From: Peter Zijlstra <peterz@infradead.org>
Date: Tue, 14 Jun 2022 23:15:41 +0200
Subject: x86/bpf: Use alternative RET encoding
Git-commit: d77cfe594ad50e0bf95d457e02ccd578791b2a15
Patch-mainline: v5.19-rc4
References: bsc#1199657 CVE-2022-29900 CVE-2022-29901
Use the return thunk in eBPF generated code, if needed.
Signed-off-by: Peter Zijlstra (Intel) <peterz@infradead.org>
Signed-off-by: Borislav Petkov <bp@suse.de>
Reviewed-by: Josh Poimboeuf <jpoimboe@kernel.org>
Signed-off-by: Borislav Petkov <bp@suse.de>
---
arch/x86/net/bpf_jit_comp.c | 20 ++++++++++++++++++--
1 file changed, 18 insertions(+), 2 deletions(-)

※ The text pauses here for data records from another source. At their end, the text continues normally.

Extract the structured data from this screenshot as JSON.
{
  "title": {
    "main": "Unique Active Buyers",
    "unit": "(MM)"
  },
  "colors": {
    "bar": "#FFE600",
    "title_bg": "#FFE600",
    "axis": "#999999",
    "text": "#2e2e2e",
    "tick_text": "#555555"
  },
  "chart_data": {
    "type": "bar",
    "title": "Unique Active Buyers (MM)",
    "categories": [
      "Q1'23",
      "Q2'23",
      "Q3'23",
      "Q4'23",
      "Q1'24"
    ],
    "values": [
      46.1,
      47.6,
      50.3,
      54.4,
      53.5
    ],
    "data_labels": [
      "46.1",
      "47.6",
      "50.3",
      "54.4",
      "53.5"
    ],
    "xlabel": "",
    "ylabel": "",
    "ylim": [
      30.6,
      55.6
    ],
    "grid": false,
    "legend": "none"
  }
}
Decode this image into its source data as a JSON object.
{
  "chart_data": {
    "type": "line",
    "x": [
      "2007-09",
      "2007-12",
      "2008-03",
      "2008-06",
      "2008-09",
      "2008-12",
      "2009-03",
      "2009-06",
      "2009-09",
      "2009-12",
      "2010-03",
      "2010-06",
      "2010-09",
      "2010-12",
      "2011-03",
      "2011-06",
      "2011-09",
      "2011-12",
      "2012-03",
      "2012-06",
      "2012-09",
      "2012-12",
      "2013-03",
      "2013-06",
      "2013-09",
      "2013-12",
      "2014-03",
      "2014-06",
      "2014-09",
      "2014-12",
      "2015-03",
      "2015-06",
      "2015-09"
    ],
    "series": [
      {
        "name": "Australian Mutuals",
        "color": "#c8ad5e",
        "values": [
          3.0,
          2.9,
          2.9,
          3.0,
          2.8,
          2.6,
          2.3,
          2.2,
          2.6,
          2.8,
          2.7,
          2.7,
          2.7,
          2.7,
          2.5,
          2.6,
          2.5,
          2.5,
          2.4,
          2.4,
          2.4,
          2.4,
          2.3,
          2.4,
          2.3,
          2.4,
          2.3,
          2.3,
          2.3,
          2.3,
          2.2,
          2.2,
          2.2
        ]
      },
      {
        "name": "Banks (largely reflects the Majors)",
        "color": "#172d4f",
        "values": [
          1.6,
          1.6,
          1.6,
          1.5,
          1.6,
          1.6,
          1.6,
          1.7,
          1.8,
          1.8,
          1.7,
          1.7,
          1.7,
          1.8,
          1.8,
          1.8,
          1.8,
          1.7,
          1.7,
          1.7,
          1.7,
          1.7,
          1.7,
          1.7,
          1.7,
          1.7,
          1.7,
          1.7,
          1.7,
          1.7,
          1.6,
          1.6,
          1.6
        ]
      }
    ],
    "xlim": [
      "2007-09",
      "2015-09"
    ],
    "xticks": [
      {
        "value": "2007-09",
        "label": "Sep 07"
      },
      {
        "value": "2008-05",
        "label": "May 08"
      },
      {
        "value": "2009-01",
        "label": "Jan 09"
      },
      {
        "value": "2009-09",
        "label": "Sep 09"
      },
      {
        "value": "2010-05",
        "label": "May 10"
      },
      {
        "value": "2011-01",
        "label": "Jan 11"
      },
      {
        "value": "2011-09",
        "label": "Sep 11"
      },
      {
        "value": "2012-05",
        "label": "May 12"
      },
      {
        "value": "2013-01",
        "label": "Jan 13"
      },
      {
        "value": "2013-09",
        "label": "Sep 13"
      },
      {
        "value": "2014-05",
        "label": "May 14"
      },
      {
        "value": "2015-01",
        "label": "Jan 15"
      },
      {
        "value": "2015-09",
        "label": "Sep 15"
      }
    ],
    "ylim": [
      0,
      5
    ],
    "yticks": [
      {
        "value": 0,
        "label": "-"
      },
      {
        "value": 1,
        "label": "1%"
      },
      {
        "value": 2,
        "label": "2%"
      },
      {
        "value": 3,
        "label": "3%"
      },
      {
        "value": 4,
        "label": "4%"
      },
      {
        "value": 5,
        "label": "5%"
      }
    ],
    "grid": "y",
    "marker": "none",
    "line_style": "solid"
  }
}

--- a/arch/x86/net/bpf_jit_comp.c
+++ b/arch/x86/net/bpf_jit_comp.c
@@ -322,6 +322,22 @@ int bpf_arch_text_poke(void *ip, enum bp
return __bpf_arch_text_poke(ip, t, old_addr, new_addr, true);
}
+static void emit_return(u8 **pprog, u8 *ip)
+{
+ u8 *prog = *pprog;
+ int cnt = 0;
+
+ if (cpu_feature_enabled(X86_FEATURE_RETHUNK)) {
+ emit_jump(&prog, &__x86_return_thunk, ip);
+ } else {
+ EMIT1(0xC3); /* ret */
+ if (IS_ENABLED(CONFIG_SLS))
+ EMIT1(0xCC); /* int3 */
+ }
+
+ *pprog = prog;
+}
+
/*
* Generate the following code:
*
@@ -1380,7 +1396,7 @@ emit_jmp:
EMIT2(0x41, 0x5D); /* pop r13 */
EMIT1(0x5B); /* pop rbx */
EMIT1(0xC9); /* leave */
- EMIT1(0xC3); /* ret */
+ emit_return(&prog, image + addrs[i - 1] + (prog - temp));
break;
default:
@@ -1622,7 +1638,7 @@ int arch_prepare_bpf_trampoline(void *im
if (flags & BPF_TRAMP_F_SKIP_FRAME)
/* skip our return address and return to parent */
EMIT4(0x48, 0x83, 0xC4, 8); /* add rsp, 8 */
- EMIT1(0xC3); /* ret */
+ emit_return(&prog, prog);
/* One half of the page has active running trampoline.
* Another half is an area for next trampoline.
* Make sure the trampoline generation logic doesn't overflow.